Mehrere Kultusministerien empfehlen deshalb, den Anteil unterrichtsnaher Leistungsnachweise zu erhöhen. Das ist keine Verschärfung, es verschiebt das Gewicht dorthin, wo Beobachtung möglich ist.
Die Rückmeldung gewinnt an Bedeutung
Wenn das Bewerten schneller geht, bleibt mehr Zeit für den Teil, der tatsächlich wirkt. Untersuchungen zur Wirksamkeit von Feedback zeigen seit Langem, dass eine konkrete, zeitnahe Rückmeldung mehr bewirkt als die Note selbst. Genau dieser Teil war bisher der aufwendigste und wurde deshalb oft knapp gehalten.
Der praktische Gewinn liegt also weniger im gesparten Nachmittag als in der Möglichkeit, jeder Arbeit eine ordentliche Rückmeldung mitzugeben, statt nur den Arbeiten am Rand der Notenskala.
Wie führe ich das im Kollegium ein?
Der Einzelweg funktioniert, der gemeinsame ist tragfähiger, weil die rechtlichen Fragen einmal statt dreißigmal geklärt werden.

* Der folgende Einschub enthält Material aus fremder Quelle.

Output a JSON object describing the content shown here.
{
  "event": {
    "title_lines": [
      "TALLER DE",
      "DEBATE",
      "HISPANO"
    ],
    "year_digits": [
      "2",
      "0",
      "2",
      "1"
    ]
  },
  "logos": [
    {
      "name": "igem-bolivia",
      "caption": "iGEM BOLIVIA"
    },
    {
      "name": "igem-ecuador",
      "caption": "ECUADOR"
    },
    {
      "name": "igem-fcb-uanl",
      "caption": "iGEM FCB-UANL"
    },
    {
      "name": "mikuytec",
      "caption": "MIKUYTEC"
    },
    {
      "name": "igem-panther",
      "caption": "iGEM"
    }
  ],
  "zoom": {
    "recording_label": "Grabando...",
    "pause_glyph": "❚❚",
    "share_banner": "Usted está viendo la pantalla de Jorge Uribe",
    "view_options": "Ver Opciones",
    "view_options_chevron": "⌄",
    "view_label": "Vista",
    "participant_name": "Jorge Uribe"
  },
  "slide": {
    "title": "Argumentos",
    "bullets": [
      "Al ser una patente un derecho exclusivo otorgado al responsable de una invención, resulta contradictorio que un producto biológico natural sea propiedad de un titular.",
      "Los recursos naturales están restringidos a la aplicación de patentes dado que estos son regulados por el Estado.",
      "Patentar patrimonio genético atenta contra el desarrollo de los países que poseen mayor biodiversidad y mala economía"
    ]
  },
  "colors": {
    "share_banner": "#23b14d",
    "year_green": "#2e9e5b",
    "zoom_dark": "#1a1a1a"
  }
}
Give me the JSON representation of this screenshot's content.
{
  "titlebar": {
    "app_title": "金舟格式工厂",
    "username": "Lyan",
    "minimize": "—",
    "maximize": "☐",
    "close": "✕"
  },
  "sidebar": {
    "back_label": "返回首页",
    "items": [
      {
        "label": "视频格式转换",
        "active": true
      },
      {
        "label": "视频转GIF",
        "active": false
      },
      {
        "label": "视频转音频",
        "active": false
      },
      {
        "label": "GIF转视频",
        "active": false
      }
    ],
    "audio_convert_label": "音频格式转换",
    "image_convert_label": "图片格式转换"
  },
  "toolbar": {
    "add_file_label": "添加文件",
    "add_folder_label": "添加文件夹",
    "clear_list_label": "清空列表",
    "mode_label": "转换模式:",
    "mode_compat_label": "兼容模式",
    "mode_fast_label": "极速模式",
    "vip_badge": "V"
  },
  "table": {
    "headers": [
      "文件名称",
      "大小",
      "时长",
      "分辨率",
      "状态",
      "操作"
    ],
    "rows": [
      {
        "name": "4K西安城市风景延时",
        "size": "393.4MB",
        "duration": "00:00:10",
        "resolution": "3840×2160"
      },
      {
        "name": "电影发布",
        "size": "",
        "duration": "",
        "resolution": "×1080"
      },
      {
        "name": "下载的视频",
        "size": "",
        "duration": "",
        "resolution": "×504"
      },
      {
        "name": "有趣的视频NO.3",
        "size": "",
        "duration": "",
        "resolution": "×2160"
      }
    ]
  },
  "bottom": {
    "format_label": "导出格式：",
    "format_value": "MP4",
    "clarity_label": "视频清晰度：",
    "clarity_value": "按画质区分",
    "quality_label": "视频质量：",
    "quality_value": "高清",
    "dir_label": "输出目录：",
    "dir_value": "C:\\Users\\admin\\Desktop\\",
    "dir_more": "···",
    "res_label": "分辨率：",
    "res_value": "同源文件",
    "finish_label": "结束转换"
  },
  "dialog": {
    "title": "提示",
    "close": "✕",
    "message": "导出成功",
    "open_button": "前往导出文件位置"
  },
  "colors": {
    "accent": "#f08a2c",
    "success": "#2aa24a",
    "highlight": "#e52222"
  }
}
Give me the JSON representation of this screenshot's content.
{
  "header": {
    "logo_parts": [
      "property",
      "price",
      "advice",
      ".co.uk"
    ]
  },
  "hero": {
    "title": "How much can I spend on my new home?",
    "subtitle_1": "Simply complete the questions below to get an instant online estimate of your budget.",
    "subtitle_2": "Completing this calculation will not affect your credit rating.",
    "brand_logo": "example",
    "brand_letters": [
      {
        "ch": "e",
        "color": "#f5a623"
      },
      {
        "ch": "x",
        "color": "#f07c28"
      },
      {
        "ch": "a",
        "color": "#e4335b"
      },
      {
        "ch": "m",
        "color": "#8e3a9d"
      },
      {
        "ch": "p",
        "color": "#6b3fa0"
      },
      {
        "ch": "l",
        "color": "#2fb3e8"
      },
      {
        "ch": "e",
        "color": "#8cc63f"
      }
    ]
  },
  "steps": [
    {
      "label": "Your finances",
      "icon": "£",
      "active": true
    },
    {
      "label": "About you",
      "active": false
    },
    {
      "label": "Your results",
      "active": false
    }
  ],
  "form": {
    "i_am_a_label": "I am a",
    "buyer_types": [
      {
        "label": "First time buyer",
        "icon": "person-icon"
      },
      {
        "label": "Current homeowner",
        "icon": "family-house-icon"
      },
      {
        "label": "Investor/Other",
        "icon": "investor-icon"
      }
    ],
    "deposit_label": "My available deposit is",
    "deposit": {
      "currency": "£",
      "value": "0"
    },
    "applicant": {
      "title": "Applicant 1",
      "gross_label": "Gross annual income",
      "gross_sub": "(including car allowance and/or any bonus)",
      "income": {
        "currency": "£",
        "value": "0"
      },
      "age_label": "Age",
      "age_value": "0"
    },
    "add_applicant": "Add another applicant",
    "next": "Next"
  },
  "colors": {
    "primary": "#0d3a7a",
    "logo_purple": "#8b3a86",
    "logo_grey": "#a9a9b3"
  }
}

Sinnvoll ist eine kurze schriftliche Verständigung über drei Punkte: Was ist erlaubt, was nicht, und welche Werkzeuge sind freigegeben. Eine Seite reicht. Sie nimmt Unsicherheit und verhindert, dass jemand aus Vorsicht gar nichts tut oder aus Unwissenheit Schülerdaten hochlädt.
Ebenso hilfreich ist eine gemeinsame Sammlung funktionierender Anweisungen. Wenn eine Kollegin eine gute Vorlage für Rückmeldungen zu Erörterungen gefunden hat, sollte sie allen zur Verfügung stehen. Dieser geteilte Vorrat ist der eigentliche Gewinn, größer als jedes einzelne Werkzeug.
Was den Einstieg regelmäßig ausbremst, ist die Grundsatzdebatte über Sinn und Unsinn von KI in der Schule. Sie kann eine Konferenz füllen, ohne dass danach jemand etwas anders macht. Ein klarer Rahmen und ein erster Versuch bringen mehr.
Was bleibt bei dir?
Die Bewertung, die Gewichtung, die Einordnung in den Lernstand und die Entscheidung, was ein einzelnes Kind gerade hören muss. Ein Modell weiß nicht, dass ein Schüler seit drei Wochen einen Aufwärtstrend zeigt und deshalb eine andere Rückmeldung braucht als jemand, der abrutscht.
Was abgegeben werden kann, ist die Textproduktion nach getroffener Entscheidung. Diese Trennlinie ist gleichzeitig die rechtliche und die praktische, was die Sache einfacher macht.